Stenography at the Times
I get a bit steamed when I see the lazy reporters at the NY Times parroting the Bush talking points on every subject. Today, following the talking points to the letter, the Times likens the clash between Bush and the Congress over the war to Newt Gingrich's decision to shut down the government when Clinton was prez.
WASHINGTON, April 3 — The parallels are striking: bold new Congressional majorities swept into power by public dissatisfaction with White House policies. The administration and Congress digging in for a test of wills over federal spending. A watershed presidential election looming.
The point, of course, is to frighten the already timid Dems into caving on the war funding, since the Republicans lost that Gingrich-Clinton battle. The circumstances here are entirely different. The prez then was very popular. The prez now is very unpopular. The cause then -- cutting Medicare -- was not that popular. The cause now -- ending the war -- is popular. The culprit then was the Republicans refusal to pass a funding bill.

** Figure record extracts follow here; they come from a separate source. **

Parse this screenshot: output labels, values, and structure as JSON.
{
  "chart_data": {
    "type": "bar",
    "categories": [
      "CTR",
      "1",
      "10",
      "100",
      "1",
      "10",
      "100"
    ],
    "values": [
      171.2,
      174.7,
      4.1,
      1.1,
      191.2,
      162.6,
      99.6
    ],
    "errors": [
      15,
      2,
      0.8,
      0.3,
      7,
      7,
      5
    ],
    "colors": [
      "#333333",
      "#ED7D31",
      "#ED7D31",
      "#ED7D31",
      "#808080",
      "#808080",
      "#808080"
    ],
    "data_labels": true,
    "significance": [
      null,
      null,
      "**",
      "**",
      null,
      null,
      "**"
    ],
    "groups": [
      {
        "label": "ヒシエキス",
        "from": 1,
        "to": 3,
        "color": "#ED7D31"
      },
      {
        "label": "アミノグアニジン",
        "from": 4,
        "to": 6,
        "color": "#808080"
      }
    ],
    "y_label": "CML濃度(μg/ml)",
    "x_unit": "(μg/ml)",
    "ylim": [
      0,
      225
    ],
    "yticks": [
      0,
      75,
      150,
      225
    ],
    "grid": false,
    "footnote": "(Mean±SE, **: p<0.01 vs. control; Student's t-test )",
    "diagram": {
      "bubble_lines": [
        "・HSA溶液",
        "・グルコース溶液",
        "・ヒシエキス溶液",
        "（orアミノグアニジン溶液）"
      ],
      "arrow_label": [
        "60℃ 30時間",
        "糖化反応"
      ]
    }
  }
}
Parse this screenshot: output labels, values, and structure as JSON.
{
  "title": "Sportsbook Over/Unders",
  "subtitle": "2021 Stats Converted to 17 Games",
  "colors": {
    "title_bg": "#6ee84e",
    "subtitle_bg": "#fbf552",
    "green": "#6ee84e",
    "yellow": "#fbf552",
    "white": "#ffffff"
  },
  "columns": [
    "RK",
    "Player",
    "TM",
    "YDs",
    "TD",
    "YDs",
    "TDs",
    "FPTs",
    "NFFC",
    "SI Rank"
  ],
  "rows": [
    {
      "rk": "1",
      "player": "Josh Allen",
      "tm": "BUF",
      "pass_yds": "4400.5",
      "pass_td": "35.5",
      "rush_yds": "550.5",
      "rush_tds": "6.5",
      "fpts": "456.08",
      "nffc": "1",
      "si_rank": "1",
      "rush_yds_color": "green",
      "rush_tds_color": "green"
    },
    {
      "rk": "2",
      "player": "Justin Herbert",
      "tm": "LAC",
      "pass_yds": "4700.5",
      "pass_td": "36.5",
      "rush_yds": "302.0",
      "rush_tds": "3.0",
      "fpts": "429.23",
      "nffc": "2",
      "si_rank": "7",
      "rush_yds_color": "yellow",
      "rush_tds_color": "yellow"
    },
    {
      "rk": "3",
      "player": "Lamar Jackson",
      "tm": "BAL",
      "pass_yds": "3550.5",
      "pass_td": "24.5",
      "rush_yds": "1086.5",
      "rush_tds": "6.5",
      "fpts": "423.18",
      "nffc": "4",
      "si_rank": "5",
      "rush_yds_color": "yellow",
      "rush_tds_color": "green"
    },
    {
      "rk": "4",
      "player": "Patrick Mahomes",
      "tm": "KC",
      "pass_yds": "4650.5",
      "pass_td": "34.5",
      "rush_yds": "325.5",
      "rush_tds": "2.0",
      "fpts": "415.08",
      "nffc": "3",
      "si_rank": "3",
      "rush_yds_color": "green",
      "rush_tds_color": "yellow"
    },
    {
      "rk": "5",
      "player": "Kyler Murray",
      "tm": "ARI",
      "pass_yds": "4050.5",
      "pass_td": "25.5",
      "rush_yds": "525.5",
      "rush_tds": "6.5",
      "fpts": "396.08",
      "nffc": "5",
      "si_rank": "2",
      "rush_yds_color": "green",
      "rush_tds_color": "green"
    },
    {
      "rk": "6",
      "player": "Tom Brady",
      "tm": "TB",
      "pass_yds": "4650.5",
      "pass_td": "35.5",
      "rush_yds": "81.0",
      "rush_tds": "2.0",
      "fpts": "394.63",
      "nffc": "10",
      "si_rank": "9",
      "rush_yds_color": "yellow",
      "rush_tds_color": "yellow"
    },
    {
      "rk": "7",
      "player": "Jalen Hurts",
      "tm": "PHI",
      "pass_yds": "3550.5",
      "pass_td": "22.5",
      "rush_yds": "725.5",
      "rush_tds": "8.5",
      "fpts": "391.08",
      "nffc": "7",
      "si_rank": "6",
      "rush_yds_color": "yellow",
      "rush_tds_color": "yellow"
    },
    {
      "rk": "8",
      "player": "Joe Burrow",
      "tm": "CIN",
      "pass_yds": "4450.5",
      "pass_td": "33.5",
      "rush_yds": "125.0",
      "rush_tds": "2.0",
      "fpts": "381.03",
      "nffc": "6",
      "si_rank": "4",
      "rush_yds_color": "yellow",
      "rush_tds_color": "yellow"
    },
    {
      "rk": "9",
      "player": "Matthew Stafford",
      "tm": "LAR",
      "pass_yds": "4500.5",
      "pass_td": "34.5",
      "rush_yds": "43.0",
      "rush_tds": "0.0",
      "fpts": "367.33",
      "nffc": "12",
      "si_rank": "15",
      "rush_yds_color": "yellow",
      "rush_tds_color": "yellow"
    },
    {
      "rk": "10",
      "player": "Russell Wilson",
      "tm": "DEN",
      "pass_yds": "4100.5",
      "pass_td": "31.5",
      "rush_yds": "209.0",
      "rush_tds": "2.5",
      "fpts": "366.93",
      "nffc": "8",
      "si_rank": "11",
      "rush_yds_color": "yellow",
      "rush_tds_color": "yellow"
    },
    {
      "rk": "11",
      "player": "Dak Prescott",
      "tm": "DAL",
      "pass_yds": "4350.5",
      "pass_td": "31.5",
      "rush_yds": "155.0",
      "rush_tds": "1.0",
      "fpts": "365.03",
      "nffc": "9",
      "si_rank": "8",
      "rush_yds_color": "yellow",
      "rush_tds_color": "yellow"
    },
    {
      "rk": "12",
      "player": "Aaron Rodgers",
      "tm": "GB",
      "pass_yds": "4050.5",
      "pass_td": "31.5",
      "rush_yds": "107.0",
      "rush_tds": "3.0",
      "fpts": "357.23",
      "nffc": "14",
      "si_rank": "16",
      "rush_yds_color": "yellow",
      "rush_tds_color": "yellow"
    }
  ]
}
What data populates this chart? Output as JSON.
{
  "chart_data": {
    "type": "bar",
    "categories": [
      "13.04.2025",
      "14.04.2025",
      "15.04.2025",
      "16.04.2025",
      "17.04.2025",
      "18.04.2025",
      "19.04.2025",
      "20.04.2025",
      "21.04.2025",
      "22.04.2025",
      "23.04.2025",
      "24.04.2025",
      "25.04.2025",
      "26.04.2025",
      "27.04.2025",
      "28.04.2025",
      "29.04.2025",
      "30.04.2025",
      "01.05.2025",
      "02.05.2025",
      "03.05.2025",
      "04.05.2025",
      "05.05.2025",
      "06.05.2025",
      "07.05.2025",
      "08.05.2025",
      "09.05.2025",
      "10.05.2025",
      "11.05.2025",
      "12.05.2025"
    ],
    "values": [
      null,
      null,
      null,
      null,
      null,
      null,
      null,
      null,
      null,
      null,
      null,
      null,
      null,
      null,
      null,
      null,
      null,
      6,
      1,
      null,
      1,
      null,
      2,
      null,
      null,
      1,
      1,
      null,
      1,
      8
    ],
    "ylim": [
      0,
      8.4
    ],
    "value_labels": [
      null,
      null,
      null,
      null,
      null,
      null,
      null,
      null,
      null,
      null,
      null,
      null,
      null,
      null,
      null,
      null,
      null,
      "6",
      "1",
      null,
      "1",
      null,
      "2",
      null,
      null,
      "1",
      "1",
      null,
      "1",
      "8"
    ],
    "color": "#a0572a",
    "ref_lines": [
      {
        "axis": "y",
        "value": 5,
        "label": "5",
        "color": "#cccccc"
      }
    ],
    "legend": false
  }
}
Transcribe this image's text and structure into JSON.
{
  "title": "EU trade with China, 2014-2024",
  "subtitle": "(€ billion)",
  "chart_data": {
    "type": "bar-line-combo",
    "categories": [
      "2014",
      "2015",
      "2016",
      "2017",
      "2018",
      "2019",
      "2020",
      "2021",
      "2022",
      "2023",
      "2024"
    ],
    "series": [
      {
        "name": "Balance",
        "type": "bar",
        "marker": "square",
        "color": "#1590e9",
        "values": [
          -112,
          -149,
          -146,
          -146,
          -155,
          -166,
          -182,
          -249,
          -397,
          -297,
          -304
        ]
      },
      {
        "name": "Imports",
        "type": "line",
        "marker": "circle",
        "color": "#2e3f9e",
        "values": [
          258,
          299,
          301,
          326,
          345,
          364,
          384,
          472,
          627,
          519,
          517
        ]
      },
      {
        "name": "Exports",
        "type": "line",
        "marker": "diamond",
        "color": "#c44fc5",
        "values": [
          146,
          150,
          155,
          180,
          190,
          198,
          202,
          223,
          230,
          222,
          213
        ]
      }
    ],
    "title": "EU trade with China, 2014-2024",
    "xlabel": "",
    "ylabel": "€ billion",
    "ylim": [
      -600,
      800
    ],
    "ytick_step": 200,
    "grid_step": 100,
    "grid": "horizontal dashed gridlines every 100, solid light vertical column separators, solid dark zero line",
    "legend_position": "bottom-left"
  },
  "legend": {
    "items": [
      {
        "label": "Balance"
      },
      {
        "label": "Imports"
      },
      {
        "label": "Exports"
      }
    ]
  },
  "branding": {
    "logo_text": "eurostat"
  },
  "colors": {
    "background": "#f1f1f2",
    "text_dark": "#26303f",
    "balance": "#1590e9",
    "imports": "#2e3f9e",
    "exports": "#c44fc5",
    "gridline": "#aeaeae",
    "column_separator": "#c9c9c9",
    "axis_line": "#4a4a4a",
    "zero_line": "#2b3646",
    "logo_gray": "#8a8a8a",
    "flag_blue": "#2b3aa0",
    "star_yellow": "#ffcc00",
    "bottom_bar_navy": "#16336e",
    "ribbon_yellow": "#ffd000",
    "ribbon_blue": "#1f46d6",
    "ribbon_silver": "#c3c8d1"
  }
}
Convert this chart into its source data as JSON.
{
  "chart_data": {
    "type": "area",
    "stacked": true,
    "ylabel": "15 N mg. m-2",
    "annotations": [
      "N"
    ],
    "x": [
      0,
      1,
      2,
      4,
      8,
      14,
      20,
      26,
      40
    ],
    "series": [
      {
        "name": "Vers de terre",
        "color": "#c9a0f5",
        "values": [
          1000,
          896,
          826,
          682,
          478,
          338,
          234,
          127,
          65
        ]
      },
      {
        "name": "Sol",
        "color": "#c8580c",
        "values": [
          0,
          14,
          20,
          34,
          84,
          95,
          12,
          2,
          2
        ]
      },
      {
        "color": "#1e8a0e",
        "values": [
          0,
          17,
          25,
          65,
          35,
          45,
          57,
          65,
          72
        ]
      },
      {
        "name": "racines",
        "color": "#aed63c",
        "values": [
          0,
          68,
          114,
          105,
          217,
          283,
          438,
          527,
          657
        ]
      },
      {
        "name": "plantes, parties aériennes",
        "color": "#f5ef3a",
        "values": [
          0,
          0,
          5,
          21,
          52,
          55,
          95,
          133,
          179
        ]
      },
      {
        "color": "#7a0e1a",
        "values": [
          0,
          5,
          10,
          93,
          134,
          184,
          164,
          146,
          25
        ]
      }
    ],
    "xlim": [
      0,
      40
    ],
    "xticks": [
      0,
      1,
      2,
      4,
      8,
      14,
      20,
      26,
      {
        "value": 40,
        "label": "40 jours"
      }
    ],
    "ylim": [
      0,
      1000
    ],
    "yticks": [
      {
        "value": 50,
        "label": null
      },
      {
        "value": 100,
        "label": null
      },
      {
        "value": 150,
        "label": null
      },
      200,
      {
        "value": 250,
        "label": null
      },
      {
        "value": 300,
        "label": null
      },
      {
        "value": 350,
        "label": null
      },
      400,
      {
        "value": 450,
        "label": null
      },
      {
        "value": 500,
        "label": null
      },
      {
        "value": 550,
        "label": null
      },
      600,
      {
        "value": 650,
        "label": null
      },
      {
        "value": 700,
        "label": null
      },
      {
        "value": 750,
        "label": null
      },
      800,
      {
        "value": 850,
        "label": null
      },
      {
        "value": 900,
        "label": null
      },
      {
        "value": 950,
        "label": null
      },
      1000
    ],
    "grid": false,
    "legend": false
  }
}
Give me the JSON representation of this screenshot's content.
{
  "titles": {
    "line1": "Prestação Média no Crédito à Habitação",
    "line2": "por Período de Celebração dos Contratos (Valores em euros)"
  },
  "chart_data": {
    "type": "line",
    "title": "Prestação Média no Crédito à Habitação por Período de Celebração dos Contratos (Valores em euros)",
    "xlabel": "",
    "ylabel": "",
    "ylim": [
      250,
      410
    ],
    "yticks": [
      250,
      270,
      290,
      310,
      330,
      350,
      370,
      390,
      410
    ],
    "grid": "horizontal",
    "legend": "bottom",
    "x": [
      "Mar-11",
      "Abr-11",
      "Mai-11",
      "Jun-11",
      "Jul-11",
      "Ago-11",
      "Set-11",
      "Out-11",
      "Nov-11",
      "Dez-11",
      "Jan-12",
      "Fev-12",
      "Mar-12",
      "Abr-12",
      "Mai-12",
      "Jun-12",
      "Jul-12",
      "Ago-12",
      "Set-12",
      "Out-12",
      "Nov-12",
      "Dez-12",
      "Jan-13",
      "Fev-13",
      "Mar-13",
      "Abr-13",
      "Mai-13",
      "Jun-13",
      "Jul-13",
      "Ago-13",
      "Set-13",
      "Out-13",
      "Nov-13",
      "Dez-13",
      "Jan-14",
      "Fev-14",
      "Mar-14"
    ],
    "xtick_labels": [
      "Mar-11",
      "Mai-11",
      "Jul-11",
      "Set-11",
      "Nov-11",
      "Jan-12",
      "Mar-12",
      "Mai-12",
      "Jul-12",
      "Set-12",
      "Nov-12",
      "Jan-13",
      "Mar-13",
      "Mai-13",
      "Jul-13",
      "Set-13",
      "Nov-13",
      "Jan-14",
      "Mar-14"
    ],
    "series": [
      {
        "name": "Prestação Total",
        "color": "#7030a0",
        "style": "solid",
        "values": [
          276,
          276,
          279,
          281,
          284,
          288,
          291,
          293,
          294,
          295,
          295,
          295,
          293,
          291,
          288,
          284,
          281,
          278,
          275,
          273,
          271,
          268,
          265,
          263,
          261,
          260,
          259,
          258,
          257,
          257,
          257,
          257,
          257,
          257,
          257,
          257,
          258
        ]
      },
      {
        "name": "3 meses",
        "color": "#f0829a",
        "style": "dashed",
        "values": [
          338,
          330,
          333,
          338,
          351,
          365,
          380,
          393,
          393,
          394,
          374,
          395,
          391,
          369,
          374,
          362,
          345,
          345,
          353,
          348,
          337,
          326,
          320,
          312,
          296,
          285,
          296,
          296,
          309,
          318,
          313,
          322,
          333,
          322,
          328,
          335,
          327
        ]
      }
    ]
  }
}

The culprit now is a prez that's chosen to veto the spending bill the Dems passed.
If the press can't get this straight, it can't get anything straight.
1 Comments:
I am arriving at the thought that most journalists in this country, including those at the Times and the Wa Post, are simply poorly educated regardless of the prestige of their degrees. Are they from mere trade schools that teach a craft while ignoring such things as how the system of checks-and-balances is supposed to operate? They just do not seem to get the significance of a president arresting someone with no recourse whatsoever, or rampant politicization of an office that for eons has been treated by mutual assent as the least political of political appointments, or eavesdropping without warrants, or issuing statements saying the executive has the authority to ignore or override the laws passed by Congress, or unilateral warfare. Ho hum, big deal!